Belum ada laporan kedatangan massa seperti Jumat pekan lalu. “Untuk sementara masih aman, mahasiswa Papua di dalam asramanya,” kata Sahura, Senin, 19 Agustus 2019.
Sebelumnya, dalam siaran persnya, LBH Surabaya menyoroti penanganan mahasiswa Papua oleh polisi yang berujung pada penangkapan mereka dari asrama pada Sabtu sore pekan lalu.
Penangkapan itu menindaklanjuti laporan salah satu ormas ihwal perusakan tiang bendera di depan asrama dan pembuangan bendera merah putih ke selokan sehari sebelumnya.
Pembuangan bendera itu direspons oleh kedatangan oknum tentara yang menggedor-gedor pintu asrama mahasiswa sambil mengucapkan kata-kata berbau rasial, seperti babi, anjing, monyet dan binatang lainnya.

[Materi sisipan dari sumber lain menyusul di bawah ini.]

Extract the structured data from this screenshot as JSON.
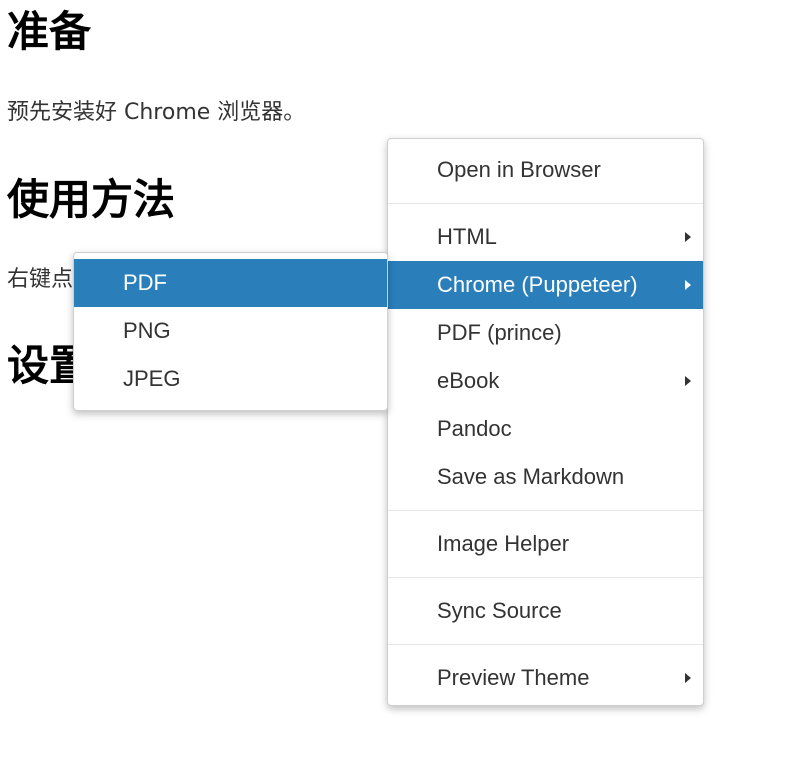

Tak lama setelah itu, datang anggota ormas yang melempari asrama dengan batu dan meneriakkan yel-yel agar mahasiswa diusir dari Surabaya.
Ada lima poin sorotan LBH Surabaya pada penanganan mahasiswa Papua. Pertama, polisi dinilai membiarkan upaya persekusi yang dilakukan ormas dengan dalih penegakan hukum atas perusakan bendera.
Kedua, keterlibatan penanganan oleh tentara dalam setiap persoalan yang melibatkan mahasiswa Papua di Surabaya, kata Sahura, merupakan tindakan melampaui wewenang (abuse of power) karena berdasarkan UU No. 34 Tahun 2004, militer bukan bagian dari penegak hukum.
Ketiga, bila perusakan tiang dan pembuangan bendera merah putih dipandang sebagai tindakan melanggar hukum, seharusnya ditangani berdasarkan aturan hukum yang berlaku.
Namun, ujar Sahura, polisi justru bertindak represif dengan menembakkan gas air mata ke dalam asrama. Pada saat penangkapan, juga terjadi kekerasan oleh polisi mengakibatkan tiga mahasiswa luka-luka.
Keempat, LBH Surabaya meminta polisi menindak tegas pihak-pihak yang melakukan upaya persekusi kepada mahasiswa Papua serta menghentikan segala bentuk stigma represi.
Kelima, meminta Komnas HAM melakukan investigasi atas dugaan pelanggaran oleh aparat polisi, TNI dan ormas.